The writer’s strike may be over, but the effects are still be felt through the industry. While Warner Bros. is pushing ahead with the Justice League movie, other features could be delayed as the industry scrambles to regroup following the settlement, and await the next big walk out.
The next walk out? The Screen Actor’s Guild is next up to the table to negotiate contracts, and even the slightest hint of a strike is causing the studios to hold off on any new productions that can’t wrap shooting by June 30.
“Transformers 2” director Michael Bay said the labor cloud has made the process harder, but not impossible as he tries to keep the film on track for its June 26, 2009 release.
“If there is a strike, we shut down, but shutting down isn’t that big a deal,” Bay said. “You make accommodations, you make a deal with vending houses on equipment and on the stages where you are shooting.

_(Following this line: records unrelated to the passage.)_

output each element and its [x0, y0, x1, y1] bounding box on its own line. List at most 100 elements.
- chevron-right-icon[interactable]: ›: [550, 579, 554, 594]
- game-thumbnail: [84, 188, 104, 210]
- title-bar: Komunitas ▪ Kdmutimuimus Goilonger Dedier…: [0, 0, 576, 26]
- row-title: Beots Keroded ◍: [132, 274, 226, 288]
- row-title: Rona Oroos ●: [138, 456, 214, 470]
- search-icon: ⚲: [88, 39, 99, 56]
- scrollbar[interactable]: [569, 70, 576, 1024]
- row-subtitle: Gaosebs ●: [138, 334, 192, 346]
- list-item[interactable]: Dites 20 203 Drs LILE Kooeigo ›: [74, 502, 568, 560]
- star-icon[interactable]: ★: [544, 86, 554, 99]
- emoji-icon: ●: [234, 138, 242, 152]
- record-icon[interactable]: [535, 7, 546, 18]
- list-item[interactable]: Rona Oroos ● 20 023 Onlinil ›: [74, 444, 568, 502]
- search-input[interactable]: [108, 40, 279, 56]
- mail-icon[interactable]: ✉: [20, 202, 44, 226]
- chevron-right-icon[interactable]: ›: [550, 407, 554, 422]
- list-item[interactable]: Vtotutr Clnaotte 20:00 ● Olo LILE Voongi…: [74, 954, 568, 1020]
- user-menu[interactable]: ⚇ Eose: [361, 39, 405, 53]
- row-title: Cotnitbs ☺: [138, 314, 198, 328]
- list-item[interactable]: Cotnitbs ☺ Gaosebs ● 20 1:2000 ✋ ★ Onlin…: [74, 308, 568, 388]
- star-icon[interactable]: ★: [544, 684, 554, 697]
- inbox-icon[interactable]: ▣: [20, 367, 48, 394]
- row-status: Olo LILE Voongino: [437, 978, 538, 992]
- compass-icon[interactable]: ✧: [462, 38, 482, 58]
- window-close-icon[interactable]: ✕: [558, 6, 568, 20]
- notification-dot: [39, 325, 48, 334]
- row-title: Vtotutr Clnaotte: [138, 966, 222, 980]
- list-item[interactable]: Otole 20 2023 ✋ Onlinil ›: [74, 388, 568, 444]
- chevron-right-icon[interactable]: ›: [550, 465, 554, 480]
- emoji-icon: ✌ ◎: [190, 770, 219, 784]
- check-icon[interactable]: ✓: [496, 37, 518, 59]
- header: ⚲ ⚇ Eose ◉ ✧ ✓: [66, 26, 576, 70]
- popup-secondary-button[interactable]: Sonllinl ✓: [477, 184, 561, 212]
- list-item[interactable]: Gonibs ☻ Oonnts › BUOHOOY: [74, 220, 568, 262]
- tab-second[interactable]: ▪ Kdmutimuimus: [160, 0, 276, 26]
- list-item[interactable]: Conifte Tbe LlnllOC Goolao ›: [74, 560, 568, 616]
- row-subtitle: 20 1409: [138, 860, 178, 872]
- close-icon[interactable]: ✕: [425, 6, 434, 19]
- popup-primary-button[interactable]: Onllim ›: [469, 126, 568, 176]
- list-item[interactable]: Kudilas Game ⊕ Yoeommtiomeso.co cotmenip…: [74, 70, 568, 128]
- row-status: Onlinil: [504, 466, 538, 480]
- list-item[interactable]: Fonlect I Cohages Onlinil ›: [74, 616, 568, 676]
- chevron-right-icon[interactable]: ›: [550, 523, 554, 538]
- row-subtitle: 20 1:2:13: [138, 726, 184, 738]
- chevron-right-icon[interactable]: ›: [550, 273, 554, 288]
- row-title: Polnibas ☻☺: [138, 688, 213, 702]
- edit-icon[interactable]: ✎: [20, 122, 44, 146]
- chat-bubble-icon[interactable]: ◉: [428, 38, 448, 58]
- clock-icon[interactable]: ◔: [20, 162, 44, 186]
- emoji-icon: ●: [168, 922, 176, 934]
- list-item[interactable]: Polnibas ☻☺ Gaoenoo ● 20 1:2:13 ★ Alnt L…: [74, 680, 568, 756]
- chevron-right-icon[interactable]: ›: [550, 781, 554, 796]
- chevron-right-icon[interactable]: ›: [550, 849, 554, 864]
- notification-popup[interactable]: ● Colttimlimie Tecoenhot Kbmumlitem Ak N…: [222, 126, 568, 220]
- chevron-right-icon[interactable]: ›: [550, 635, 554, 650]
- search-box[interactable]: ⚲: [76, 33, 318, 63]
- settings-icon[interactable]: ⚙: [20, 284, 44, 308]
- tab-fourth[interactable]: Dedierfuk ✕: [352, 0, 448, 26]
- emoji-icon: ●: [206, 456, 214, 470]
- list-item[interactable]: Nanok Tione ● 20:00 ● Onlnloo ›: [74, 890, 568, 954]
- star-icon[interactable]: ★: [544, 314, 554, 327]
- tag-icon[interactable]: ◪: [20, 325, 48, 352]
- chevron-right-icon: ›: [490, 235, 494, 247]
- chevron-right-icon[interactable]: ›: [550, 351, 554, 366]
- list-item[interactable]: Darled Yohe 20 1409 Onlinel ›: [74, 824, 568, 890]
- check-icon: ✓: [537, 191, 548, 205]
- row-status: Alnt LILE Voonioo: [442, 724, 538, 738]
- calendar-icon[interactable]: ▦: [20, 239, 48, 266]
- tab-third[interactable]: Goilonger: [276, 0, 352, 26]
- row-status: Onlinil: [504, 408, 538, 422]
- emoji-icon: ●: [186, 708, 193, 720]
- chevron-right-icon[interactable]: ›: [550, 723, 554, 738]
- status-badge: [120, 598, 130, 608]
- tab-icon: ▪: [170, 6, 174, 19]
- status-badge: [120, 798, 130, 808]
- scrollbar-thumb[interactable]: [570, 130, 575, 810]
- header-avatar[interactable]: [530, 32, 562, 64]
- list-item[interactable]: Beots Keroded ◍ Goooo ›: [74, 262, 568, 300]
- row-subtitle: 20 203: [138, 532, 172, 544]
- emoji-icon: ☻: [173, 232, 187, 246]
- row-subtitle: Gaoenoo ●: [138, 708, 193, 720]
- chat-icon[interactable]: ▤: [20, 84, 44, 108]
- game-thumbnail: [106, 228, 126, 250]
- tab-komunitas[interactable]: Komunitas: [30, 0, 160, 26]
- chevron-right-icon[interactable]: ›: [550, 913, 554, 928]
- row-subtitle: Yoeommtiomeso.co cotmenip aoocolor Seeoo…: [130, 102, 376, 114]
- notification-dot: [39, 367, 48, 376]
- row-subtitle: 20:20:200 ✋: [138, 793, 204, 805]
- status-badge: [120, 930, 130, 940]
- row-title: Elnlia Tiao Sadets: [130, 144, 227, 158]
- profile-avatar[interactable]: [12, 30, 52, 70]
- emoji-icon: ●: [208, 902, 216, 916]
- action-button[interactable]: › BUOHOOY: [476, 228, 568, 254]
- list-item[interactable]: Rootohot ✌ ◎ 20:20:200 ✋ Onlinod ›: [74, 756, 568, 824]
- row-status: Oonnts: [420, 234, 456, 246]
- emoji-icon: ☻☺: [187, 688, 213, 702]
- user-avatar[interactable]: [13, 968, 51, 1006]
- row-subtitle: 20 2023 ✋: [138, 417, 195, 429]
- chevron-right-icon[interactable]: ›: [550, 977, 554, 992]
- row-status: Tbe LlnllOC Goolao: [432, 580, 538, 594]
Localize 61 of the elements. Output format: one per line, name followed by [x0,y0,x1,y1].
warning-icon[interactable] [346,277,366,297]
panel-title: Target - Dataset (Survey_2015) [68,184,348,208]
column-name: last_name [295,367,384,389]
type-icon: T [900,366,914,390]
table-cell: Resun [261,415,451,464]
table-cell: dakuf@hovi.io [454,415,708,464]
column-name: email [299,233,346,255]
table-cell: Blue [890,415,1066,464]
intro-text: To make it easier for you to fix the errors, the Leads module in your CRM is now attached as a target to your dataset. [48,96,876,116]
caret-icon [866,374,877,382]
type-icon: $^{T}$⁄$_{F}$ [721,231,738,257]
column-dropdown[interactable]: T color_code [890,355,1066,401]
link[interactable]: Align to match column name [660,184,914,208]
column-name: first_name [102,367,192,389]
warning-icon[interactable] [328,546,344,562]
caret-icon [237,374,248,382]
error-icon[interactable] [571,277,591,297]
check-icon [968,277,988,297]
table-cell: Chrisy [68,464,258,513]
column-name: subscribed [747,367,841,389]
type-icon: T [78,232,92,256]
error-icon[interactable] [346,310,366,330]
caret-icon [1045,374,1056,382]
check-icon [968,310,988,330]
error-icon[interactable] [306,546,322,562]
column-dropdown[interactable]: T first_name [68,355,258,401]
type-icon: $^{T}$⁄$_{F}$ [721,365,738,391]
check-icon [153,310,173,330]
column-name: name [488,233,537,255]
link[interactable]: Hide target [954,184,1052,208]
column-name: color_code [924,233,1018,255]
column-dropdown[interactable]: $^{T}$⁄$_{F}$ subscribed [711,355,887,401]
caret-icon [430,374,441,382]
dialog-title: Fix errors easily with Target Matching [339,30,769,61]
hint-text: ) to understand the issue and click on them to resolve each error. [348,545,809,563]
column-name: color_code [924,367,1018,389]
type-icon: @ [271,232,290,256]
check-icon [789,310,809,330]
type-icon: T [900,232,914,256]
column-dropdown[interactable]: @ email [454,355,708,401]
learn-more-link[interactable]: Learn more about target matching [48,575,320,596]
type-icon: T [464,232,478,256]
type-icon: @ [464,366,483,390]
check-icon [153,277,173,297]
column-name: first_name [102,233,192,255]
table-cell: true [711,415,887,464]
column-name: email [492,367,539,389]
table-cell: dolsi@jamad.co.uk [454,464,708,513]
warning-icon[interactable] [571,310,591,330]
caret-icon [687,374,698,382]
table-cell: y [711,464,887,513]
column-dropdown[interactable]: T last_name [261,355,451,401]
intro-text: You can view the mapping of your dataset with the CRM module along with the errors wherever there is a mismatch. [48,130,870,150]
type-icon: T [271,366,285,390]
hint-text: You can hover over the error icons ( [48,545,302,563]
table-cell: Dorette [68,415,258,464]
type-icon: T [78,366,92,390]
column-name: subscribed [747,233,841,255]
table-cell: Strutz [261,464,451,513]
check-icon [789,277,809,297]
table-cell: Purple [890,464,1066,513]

You hope for the best, but you can’t be incapacitated by the possibility that there will be a strike. We’ve got to get this town back to work. I can’t imagine anyone wants another strike, we’re all tired. Hopefully clearer heads will prevail.”
Bay said that the sequel is still recovering from the writer’s strike, and that he’s playing catch-up after getting back his trio of writers, Ehren Kruger, Alex Kurtzman and Roberto Orci.
If Miller can’t get his JLA movie done in time, we could hear word in the next couple of months that the film has been delayed again. The new Terminator movie begins shooting May 5, while Transformers begins shooting in early June. If the actors strike, look for all sort of shuffling as the studios scramble to fill the summer 2009 schedule.
Paramount may have anticipated the delay when the studio announced it was moving the J.J. Abrams Star Trek movie from a December 2008 release to the now scheduled May 2009 date.